Conservatives, wedded to the drown-government-in-a-bathtub approach that worked so well for them in the 80s, have since been forced into taking the untenable, indefensible, goonball-"libertarian" position that public goods don't actually exist - that the unfettered market will provide plenty of basic research, infrastructure, etc. But regulation has been slashed, non-entitlement spending has been slashed, tax rates have been slashed, and essential government functions have been privatized...and, if Thiel and Cowen are right, innovation and progress have still slowed down. The Grover Norquist dog is no longer hunting.

What America needs is a conservative movement that does not simply replay yesterday's greatest hits. In the upcoming decades, one of our most pressing priorities (as Thiel recognizes in that article and elsewhere) is going to be finding an energy source to replace cheap oil and coal. This monumental task may not be (probably will not be) accomplished efficiently without massive government spending on basic research and new infrastructure. If conservatives, terrified of deviating even slightly from the Grover Norquist canon, stand in the way of this research, then either liberals will own the future, China will save us, or - more likely - our country will simply settle into a long, grumpy decline.
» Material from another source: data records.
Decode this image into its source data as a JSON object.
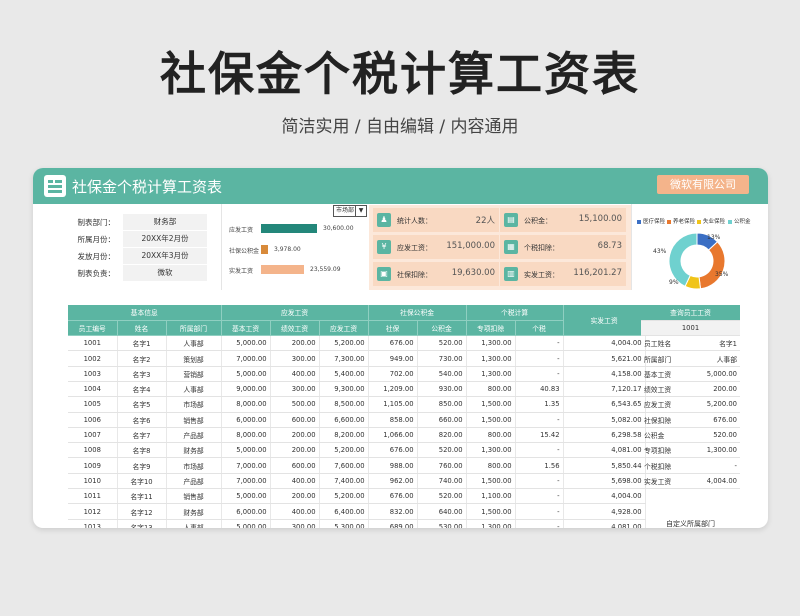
{
  "hero": {
    "title": "社保金个税计算工资表",
    "subtitle": "简洁实用 / 自由编辑 / 内容通用"
  },
  "header": {
    "title": "社保金个税计算工资表",
    "company": "微软有限公司"
  },
  "info": [
    {
      "label": "制表部门：",
      "value": "财务部"
    },
    {
      "label": "所属月份：",
      "value": "20XX年2月份"
    },
    {
      "label": "发放月份：",
      "value": "20XX年3月份"
    },
    {
      "label": "制表负责：",
      "value": "微软"
    }
  ],
  "dept_filter": {
    "selected": "市场部",
    "arrow": "▼"
  },
  "bars": [
    {
      "label": "应发工资",
      "value": 30600,
      "value_text": "30,600.00",
      "color": "#23877a"
    },
    {
      "label": "社保公积金",
      "value": 3978,
      "value_text": "3,978.00",
      "color": "#d88a3a"
    },
    {
      "label": "实发工资",
      "value": 23559.09,
      "value_text": "23,559.09",
      "color": "#f4b48b"
    }
  ],
  "stats": [
    {
      "label": "统计人数：",
      "value": "22人",
      "icon": "people-icon",
      "glyph": "♟"
    },
    {
      "label": "公积金：",
      "value": "15,100.00",
      "icon": "wallet-icon",
      "glyph": "▤"
    },
    {
      "label": "应发工资：",
      "value": "151,000.00",
      "icon": "money-icon",
      "glyph": "¥"
    },
    {
      "label": "个税扣除：",
      "value": "68.73",
      "icon": "tax-icon",
      "glyph": "▦"
    },
    {
      "label": "社保扣除：",
      "value": "19,630.00",
      "icon": "shield-icon",
      "glyph": "▣"
    },
    {
      "label": "实发工资：",
      "value": "116,201.27",
      "icon": "payroll-icon",
      "glyph": "▥"
    }
  ],
  "donut": {
    "legend": [
      {
        "name": "医疗保险",
        "color": "#3b6fc4"
      },
      {
        "name": "养老保险",
        "color": "#e8782e"
      },
      {
        "name": "失业保险",
        "color": "#f0c419"
      },
      {
        "name": "公积金",
        "color": "#6fd1cf"
      }
    ],
    "slices": [
      {
        "pct": 13,
        "label": "13%",
        "color": "#3b6fc4"
      },
      {
        "pct": 35,
        "label": "35%",
        "color": "#e8782e"
      },
      {
        "pct": 9,
        "label": "9%",
        "color": "#f0c419"
      },
      {
        "pct": 43,
        "label": "43%",
        "color": "#6fd1cf"
      }
    ]
  },
  "table": {
    "groups": [
      {
        "label": "基本信息",
        "span": 3
      },
      {
        "label": "应发工资",
        "span": 3
      },
      {
        "label": "社保公积金",
        "span": 2
      },
      {
        "label": "个税计算",
        "span": 2
      }
    ],
    "last_group": "实发工资",
    "columns": [
      "员工编号",
      "姓名",
      "所属部门",
      "基本工资",
      "绩效工资",
      "应发工资",
      "社保",
      "公积金",
      "专项扣除",
      "个税"
    ],
    "rows": [
      [
        "1001",
        "名字1",
        "人事部",
        "5,000.00",
        "200.00",
        "5,200.00",
        "676.00",
        "520.00",
        "1,300.00",
        "-",
        "4,004.00"
      ],
      [
        "1002",
        "名字2",
        "策划部",
        "7,000.00",
        "300.00",
        "7,300.00",
        "949.00",
        "730.00",
        "1,300.00",
        "-",
        "5,621.00"
      ],
      [
        "1003",
        "名字3",
        "营销部",
        "5,000.00",
        "400.00",
        "5,400.00",
        "702.00",
        "540.00",
        "1,300.00",
        "-",
        "4,158.00"
      ],
      [
        "1004",
        "名字4",
        "人事部",
        "9,000.00",
        "300.00",
        "9,300.00",
        "1,209.00",
        "930.00",
        "800.00",
        "40.83",
        "7,120.17"
      ],
      [
        "1005",
        "名字5",
        "市场部",
        "8,000.00",
        "500.00",
        "8,500.00",
        "1,105.00",
        "850.00",
        "1,500.00",
        "1.35",
        "6,543.65"
      ],
      [
        "1006",
        "名字6",
        "销售部",
        "6,000.00",
        "600.00",
        "6,600.00",
        "858.00",
        "660.00",
        "1,500.00",
        "-",
        "5,082.00"
      ],
      [
        "1007",
        "名字7",
        "产品部",
        "8,000.00",
        "200.00",
        "8,200.00",
        "1,066.00",
        "820.00",
        "800.00",
        "15.42",
        "6,298.58"
      ],
      [
        "1008",
        "名字8",
        "财务部",
        "5,000.00",
        "200.00",
        "5,200.00",
        "676.00",
        "520.00",
        "1,300.00",
        "-",
        "4,081.00"
      ],
      [
        "1009",
        "名字9",
        "市场部",
        "7,000.00",
        "600.00",
        "7,600.00",
        "988.00",
        "760.00",
        "800.00",
        "1.56",
        "5,850.44"
      ],
      [
        "1010",
        "名字10",
        "产品部",
        "7,000.00",
        "400.00",
        "7,400.00",
        "962.00",
        "740.00",
        "1,500.00",
        "-",
        "5,698.00"
      ],
      [
        "1011",
        "名字11",
        "销售部",
        "5,000.00",
        "200.00",
        "5,200.00",
        "676.00",
        "520.00",
        "1,100.00",
        "-",
        "4,004.00"
      ],
      [
        "1012",
        "名字12",
        "财务部",
        "6,000.00",
        "400.00",
        "6,400.00",
        "832.00",
        "640.00",
        "1,500.00",
        "-",
        "4,928.00"
      ],
      [
        "1013",
        "名字13",
        "人事部",
        "5,000.00",
        "300.00",
        "5,300.00",
        "689.00",
        "530.00",
        "1,300.00",
        "-",
        "4,081.00"
      ]
    ]
  },
  "lookup": {
    "title": "查询员工工资",
    "id": "1001",
    "rows": [
      [
        "员工姓名",
        "名字1"
      ],
      [
        "所属部门",
        "人事部"
      ],
      [
        "基本工资",
        "5,000.00"
      ],
      [
        "绩效工资",
        "200.00"
      ],
      [
        "应发工资",
        "5,200.00"
      ],
      [
        "社保扣除",
        "676.00"
      ],
      [
        "公积金",
        "520.00"
      ],
      [
        "专项扣除",
        "1,300.00"
      ],
      [
        "个税扣除",
        "-"
      ],
      [
        "实发工资",
        "4,004.00"
      ]
    ],
    "footer": "自定义所属部门"
  }
}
Moving from a Norquist conservatism to a Thiel conservatism does not mean that conservatives must abandon all their principles. They can call for shifting spending from health care to research and infrastructure, instead of raising the money via taxes. They can call for greater deregulation of biomedical research (another critical area of research). And in no way does acknowledging the important role of government in the economy force conservatives to abandon their cultural principles - hard work, sexual abstinence, Christianity, pre-1945 art, or whatever. In fact, if conservatives feel the need, as Thiel does, to couch their substantive shift in a flurry of hippie-bashing and sneering at "political correctness," well, be my guest, guys! We hippies are big boys and girls, we can take it.

But the idea that "government is the problem" is well past its sell-by date. Peter Thiel recognizes this. Let's hope the rest of the conservative movement catches on.

Update: In general, though, Peter Thiel is a nut.